The three expeditions were led by the American Robert Peary who wanted to reach the North pole, the British Ernest Shackleton who wanted to reach the South pole (before his well-known adventures with the Endurance) and the Italian Duke of the Abruzzi who wanted to climb the highest mountain. The American Pearcy, obsessed with glory, wanted to surpass the record held by the Duke of Abruzzi. He led several prior expeditions to the North Pole, losing toes in the trial. We learn some unsavory details about his removal of religious objects from the Inuit Nation, how he downplayed scientific records, and how after much controversy it was accepted that he was the first explorer to reach the North pole first.
The successful and very difficult expedition to the South pole had two groups which relied on ponies, dogs and a useless car, one led by Shackleton headed to the geographic pole, and another led by a highly qualified scientific group which headed to the magnetic pole. The Duke of the Abruzzi wanted to conquer the highest mountains. The Mount Everest being inaccessible since Nepal and Tibet closed their borders, the Duke accomplished the first expedition to the Himalayas’s Eastern Karakorum.
I loved the way the author weaves these three stories overlapping in the same year, his writing is fluid and he richly details the bravery, the successes and also the failures and flaws of these men who were running after fame and glory. Our glimpse into the spirit of adventure and scientific inquiry of these expedition rely on the author’s study of the archives and his own voyages.
The Rise and Fall of the Dinosaurs: The Untold Story of a Lost World, by Steve Brusatte
This book invites us to travel into the past. The author of this book is a leading fossil expert, a young paleontologist specialized in evolutionary biology who has done field work in many countries and has already discovered 15 species of vertebrate fossil. The first thing I learned is that we are living through the golden age of paleontology and that a new species of dinosaurs is being found on average once a week. No wonder this author has many things to tell.
This book charts the origins of dinosaurs, their flourishing, diversity and extinction. Dinosaurs ruled the earth for 150 million years and disappeared of the surface of the earth 66 million years ago (Homo Sapiens have existed for 200,000 years). The asteroid that crashed into the Yucatan peninsula in Mexico being the main reason for their extinction. The author introduces us to the evolution on the field of paleontology. Technology is leading to new discoveries: CAT scans that let access information hidden inside the bones helping scientists to understand how dinosaurs behaved; animation software to study how dinosaurs moved, how fast they could run, how hard they could bite; and science coding which permits building complex family trees. The book explains how feathers are the primary evidence that birds evolved from dinosaurs. There are thousands of fossils of dinosaurs covered in feathers, found on dinosaurs buried very quickly so that they didn’t have the time to decompose.

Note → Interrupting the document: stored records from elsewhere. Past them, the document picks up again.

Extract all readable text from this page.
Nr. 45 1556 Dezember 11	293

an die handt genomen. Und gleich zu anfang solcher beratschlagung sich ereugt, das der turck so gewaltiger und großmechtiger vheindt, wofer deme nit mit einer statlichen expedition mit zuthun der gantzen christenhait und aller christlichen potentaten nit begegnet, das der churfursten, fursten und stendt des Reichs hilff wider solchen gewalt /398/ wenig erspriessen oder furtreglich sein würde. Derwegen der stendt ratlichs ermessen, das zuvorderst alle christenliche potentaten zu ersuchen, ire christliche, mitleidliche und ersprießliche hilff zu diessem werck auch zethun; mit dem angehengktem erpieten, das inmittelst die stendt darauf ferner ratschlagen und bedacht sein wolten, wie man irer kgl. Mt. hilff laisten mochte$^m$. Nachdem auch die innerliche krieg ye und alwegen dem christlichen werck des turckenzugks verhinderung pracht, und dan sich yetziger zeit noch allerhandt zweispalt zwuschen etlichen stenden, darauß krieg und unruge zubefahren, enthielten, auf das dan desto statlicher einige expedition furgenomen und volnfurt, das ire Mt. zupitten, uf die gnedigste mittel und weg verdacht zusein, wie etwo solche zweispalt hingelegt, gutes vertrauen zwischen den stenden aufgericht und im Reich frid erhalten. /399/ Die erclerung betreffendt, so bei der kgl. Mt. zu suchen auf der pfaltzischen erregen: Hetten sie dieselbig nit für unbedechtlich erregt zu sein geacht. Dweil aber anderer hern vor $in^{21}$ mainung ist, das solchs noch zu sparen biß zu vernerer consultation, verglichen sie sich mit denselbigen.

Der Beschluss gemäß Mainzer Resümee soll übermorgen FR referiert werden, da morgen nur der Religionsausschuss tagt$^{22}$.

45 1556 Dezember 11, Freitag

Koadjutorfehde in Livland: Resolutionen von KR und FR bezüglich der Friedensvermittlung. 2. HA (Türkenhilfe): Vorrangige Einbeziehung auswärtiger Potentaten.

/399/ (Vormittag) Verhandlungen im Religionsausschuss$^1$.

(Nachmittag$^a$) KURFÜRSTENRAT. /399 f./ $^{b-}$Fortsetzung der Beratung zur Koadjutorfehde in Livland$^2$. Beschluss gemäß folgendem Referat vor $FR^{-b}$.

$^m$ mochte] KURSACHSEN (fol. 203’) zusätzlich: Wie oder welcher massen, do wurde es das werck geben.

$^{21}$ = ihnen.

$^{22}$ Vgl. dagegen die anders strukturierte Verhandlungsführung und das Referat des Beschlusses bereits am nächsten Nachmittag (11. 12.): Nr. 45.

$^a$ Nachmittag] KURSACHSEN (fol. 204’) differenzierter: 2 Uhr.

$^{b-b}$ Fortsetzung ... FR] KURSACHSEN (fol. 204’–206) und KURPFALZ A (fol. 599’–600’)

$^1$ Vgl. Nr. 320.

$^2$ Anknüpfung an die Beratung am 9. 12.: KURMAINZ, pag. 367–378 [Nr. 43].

This is a gripping book, highly readable, entertaining and informative. There are many books about dinosaurs for children but not that many books for adults and here we are introduced to the latest theories on dinosaurs and how they rose to dominate the planet.
Guest blogger: Olga Ospina was born in Colombia and has been living in France since 1995. She has been holding a book since she learn to read. She discovered early Enid Blyton, Karl May, Jules Verne and L.M. Montgomery. Her voracious tendencies pushed her also to read encyclopedias, yellow pages, cereal boxes and shampoo bottles. When not reading, she’s a business lawyer and she has worked in law firm, private sector and government, and she’s passionate about infrastructure and transportation issues. As a Library volunteer, her insatiable appetite for reading is invaluable to the Collections team, as she reads an abundance of book reviews in print and online, to ensure we’re up-to-date in our orders!